UIC’s Electronic Visualization Laboratory will work with users to stream visualizations of computations performed on SABER — some in real-time — to their offices or labs. EVL will also visualize results on its own advanced systems, such as the CAVE2 state-of-the-art large-scale virtual-reality environment.

“In the current budget climate, it is important for service providers like ACER and UIC researchers to collaborate on grant proposals for bridging the gap between desired and available computing resources,” Sharma said. “These two awards were indeed evidence of successful outcomes of such collaboration. ACER’s mission is to partner with UIC researchers to provide broad-array of computational resources and services to our researchers for scientific research and research training.”

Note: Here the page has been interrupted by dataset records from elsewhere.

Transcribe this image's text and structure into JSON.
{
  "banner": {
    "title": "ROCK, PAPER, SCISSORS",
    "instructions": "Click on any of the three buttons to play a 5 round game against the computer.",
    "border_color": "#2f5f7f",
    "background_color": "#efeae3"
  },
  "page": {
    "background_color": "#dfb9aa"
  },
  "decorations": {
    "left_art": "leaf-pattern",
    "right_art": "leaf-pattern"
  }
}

Mashayek’s co-principal investigators on the Major Research Instrumentation and Campus Cyber-infrastructure grants are Maxine Brown, director of the Software Technologies Research Center and the Electronic Visualization Laboratory; Ao Ma, associate professor in bioengineering; Fatemeh Khalili-Araghi, assistant professor of physics; Stefan Green, director of DNA service facility; Philip S. Yu, professor of computer science, Simon Alford, professor and head of anatomy and cell biology; Richard Cavanaugh, associate professor of physics; and Cynthia Herrera Lindstrom, vice provost of IT and chief information officer and executive director of the Academic Computing and Communications Center.